Дрожащими пальцами тянусь за телефоном и стараюсь вспомнить номер, что так мозолил мне накануне глаза. Нервно сглатываю, подавляя сухость во рту. Что ж. Я вступаю в твою игру, Уилл.

Слышу длинные гудки, а затем знакомый и удивлённый тон.

– Да, это я. Не помешала?

***

Половина шестого. Дом окутывают манящие запахи с кухни, суета и предвкушение предстоящей встречи с подружкой Уилла. Боже мой, сколько же беготни вокруг этой пустоголовой. Папа роется в шкафу в поисках приличного галстука, мама порхает над своей индейкой, а я… я тщательно прокрашиваю ресницы на правом глазе. Придирчиво разглядываю своё отражение в зеркале: насыщенно зелёное платье, облегающее фигуру, пышные кудри, перекинутые на одну сторону, и неброский макияж, подчёркивающий мои большие глаза. Мне всегда казалось, что глаза у меня слишком большие для моего миниатюрного лица. Но твердящие в один голос родители, все знакомые нашей семьи и брат умилялись от младшей Аддерли с такими кукольными глазами и миловидной внешностью. Впрочем, я довольствовалась всегда мнением лишь последнего. Оно было для меня самым важным с того самого момента, как я начала говорить.

Провожу ладонью по волосам и задумчиво вглядываюсь прямо в свои глаза в отражении. И почему я такая? Вся семья Аддерли – белокурые с дымчатыми или голубыми глазами. А я? Словно тёмное пятнышко на белоснежной скатерти.
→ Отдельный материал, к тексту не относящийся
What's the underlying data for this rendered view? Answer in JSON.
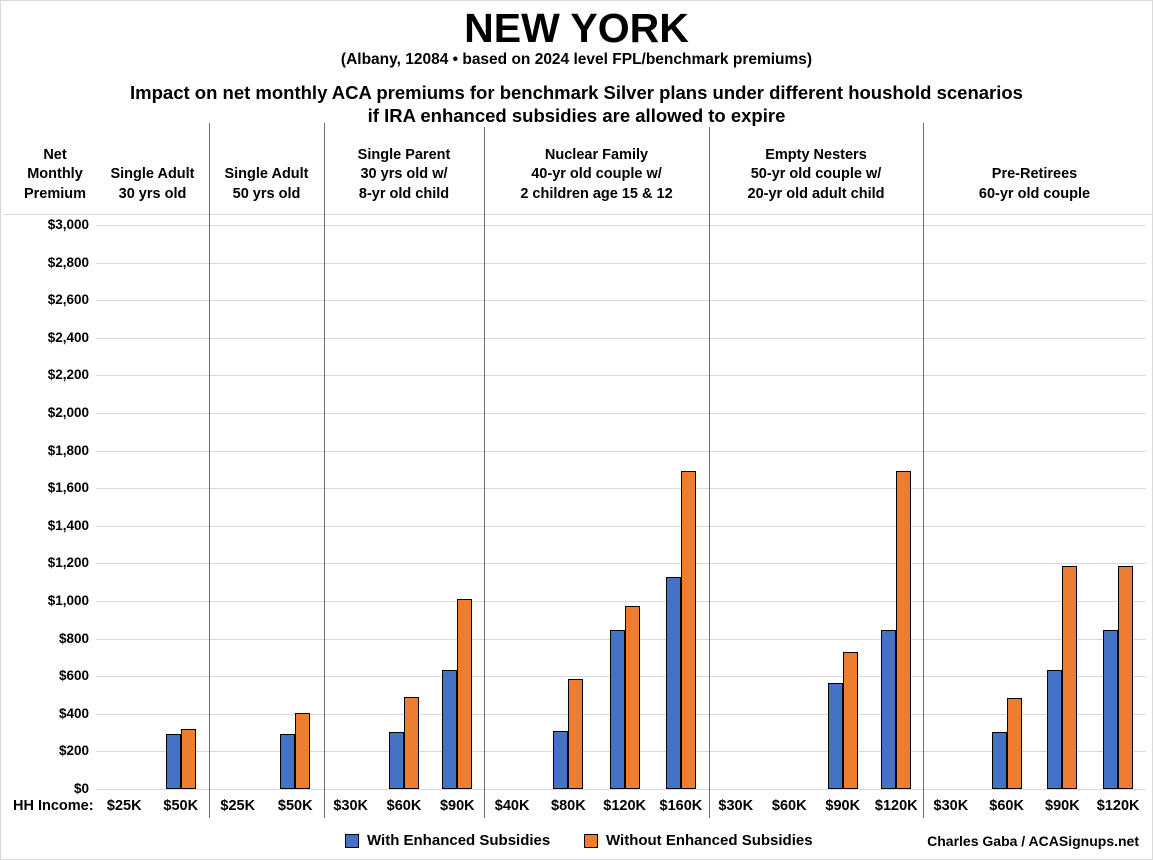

Совсем не вписываюсь.

Протяжный крик, состоящий из моего имени, заставляет меня вздрогнуть. Тяжело вздохнув, я покидаю свою комнату и спускаюсь вниз.

Франческа порхает по кухне, напоминая мне юлу. Одевшись в своё красивое бордовое платье, выглядывающее из-под фартука, среди десятка тарелок и заготовок для ужина она серьёзно хмурит лоб и вспоминает рецепт. Светлые кудри матери подняты наверх, а глаза даже отсюда светятся неподдельной радостью за сына.

Беру маленький венчик и приближаюсь к столу, где начинается процесс приготовления теста. Мать замечает меня не сразу, а только тогда, когда я начинаю взбивать яйца. Её лицо озаряет привычное добродушие, какое обычно проявлялось по отношению к любому из её детей.

– Ох, мама, если бы я не любила шарлотку, то ни за что бы помогать не стала, – страдальчески вздыхаю я, продолжая взбивать.

– Миа, с таким настроем лучше ничего не делать, а то ненароком отравишь гостей.